The Prince of Wales stepped outside of Birkhall on Friday morning to commemorate the 80th anniversary of the ‘forgotten Dunkirk’ where World War Two soldiers were caught up and killed in St Valery in France – a battle that is often not remembered when the Second World War is thought about.

The Duke of Rothesay, as Charles is known in Scotland, honoured the mostly Scottish soldiers from the 51st Highland Division who were captured at St Valery-en-Caux in France on 12th June 1940. Charles took the salute as a piper played outside his Birkhall residence in Scotland.

Prince Charles commented, “On 12th June 1940, after a gallant stand, the 51st Highland Division with supporting arms and services, including elements from English regiments, was forced to surrender to the German army at St Valery-en-Caux on the Normandy coast of France. At 10am this morning, on this year’s 80th anniversary, pipers throughout Scotland and further afield were on their doorsteps playing the celebrated march, the heroes of St Valery, in honour of the fallen and to remember a battle in which those of the division the greatest courage of tenacity. We remember all who served and who sacrificed so much.”

Piper to The Queen, Pipe Major Richard Grisdale, played a tribute at Windsor Castle. Both pipers played Heroes of St Valery, composed by Donald Maclean, who was captured at St Valery and spent four years as a prisoner of war.

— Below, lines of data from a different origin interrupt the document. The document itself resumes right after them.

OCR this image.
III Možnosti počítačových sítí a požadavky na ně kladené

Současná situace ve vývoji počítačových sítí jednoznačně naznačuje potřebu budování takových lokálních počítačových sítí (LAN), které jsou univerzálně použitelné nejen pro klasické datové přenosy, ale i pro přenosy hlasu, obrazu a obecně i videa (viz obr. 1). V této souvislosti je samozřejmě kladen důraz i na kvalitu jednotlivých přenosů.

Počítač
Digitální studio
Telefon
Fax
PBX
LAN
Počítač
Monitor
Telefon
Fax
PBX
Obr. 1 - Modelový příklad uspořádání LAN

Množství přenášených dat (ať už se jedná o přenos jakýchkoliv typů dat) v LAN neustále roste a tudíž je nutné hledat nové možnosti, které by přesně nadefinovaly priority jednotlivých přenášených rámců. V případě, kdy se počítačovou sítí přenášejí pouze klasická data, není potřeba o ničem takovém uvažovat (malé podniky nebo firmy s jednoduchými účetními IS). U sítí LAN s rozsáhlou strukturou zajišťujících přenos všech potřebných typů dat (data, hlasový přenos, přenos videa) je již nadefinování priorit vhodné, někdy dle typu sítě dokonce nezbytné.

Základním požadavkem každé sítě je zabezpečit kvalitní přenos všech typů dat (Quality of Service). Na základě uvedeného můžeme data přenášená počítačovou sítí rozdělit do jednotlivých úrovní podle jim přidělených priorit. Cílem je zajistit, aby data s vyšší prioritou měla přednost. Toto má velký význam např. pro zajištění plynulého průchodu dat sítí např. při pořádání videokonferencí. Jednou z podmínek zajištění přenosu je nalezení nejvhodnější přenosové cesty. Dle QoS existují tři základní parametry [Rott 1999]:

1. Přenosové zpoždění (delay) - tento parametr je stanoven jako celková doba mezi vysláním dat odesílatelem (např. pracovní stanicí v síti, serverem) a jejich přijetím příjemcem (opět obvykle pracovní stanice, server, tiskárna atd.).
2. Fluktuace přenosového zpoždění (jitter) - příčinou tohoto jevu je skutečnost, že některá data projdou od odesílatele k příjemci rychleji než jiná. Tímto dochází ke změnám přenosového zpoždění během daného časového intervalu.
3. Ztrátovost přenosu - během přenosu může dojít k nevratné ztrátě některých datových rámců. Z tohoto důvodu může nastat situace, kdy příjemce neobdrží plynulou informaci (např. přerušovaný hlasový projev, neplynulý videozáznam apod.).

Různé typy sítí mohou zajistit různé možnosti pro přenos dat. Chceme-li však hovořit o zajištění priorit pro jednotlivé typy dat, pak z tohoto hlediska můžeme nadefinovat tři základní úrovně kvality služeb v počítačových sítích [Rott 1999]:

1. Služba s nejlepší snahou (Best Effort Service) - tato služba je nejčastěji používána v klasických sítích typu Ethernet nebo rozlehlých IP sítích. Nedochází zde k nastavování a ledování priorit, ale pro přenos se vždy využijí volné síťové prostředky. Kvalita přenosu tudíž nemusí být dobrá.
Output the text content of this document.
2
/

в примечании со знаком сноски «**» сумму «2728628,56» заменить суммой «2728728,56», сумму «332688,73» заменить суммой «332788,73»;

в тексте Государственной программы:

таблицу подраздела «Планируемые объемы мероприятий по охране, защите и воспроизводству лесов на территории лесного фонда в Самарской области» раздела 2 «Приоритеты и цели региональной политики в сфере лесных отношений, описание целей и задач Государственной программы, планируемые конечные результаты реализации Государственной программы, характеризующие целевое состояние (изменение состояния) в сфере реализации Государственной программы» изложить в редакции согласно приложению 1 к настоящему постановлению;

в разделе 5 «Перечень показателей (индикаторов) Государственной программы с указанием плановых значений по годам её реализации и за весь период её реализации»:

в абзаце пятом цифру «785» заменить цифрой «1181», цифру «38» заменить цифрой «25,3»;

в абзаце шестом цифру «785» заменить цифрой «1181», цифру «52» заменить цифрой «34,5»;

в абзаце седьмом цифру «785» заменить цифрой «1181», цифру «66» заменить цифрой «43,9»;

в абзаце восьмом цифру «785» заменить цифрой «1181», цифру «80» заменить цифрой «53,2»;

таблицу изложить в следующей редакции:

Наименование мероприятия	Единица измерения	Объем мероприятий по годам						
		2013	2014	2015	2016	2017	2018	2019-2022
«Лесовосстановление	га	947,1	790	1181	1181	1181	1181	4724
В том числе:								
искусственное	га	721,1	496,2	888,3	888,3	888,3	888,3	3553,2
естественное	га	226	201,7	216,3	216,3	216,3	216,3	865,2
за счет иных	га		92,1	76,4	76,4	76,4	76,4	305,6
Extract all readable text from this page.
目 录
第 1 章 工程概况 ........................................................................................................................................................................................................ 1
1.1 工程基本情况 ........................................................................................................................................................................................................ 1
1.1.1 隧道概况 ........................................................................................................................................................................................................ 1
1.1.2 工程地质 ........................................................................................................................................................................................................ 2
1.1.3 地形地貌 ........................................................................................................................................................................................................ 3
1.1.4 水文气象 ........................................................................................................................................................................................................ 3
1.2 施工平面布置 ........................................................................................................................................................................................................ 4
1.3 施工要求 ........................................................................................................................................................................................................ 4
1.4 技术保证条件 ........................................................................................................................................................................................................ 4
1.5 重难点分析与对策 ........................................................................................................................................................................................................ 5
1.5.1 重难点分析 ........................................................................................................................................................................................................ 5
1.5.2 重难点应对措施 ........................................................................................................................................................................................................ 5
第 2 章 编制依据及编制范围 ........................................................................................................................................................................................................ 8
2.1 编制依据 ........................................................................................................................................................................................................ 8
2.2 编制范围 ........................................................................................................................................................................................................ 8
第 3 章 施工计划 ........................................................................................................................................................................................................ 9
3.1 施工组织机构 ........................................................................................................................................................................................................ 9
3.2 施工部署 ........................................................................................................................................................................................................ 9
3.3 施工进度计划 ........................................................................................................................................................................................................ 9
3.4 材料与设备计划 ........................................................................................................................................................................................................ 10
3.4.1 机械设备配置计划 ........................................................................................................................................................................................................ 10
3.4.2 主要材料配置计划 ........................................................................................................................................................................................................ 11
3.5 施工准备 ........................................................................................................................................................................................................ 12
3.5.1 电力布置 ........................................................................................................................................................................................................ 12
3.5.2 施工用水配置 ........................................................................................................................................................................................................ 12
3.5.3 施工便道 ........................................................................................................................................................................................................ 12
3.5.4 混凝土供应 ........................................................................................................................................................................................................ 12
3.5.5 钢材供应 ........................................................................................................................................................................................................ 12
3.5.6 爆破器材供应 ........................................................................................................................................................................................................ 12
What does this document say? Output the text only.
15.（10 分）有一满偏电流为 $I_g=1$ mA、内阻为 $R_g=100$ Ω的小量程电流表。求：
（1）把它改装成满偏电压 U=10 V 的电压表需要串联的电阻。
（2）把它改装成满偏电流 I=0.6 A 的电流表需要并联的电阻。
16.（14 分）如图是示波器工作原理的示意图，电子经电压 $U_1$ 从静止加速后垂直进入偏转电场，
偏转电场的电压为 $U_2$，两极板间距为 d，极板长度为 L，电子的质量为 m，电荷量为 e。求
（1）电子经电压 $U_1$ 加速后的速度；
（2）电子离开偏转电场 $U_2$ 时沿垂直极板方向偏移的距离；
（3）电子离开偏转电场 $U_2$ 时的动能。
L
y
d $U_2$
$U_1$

Graeme Day, Scotland’s Veterans Minister, said, “There is barely a town or village in the Highlands that was unaffected by the events at St Valery in June 1940, yet many people today don’t know of the incredible bravery shown by the soldiers of the 51st Highland Division. Eighty years on from such a significant date in Scotland’s history, it is vitally important that the heroic stance the 51st division took that day is remembered, not only today but in the years to come.”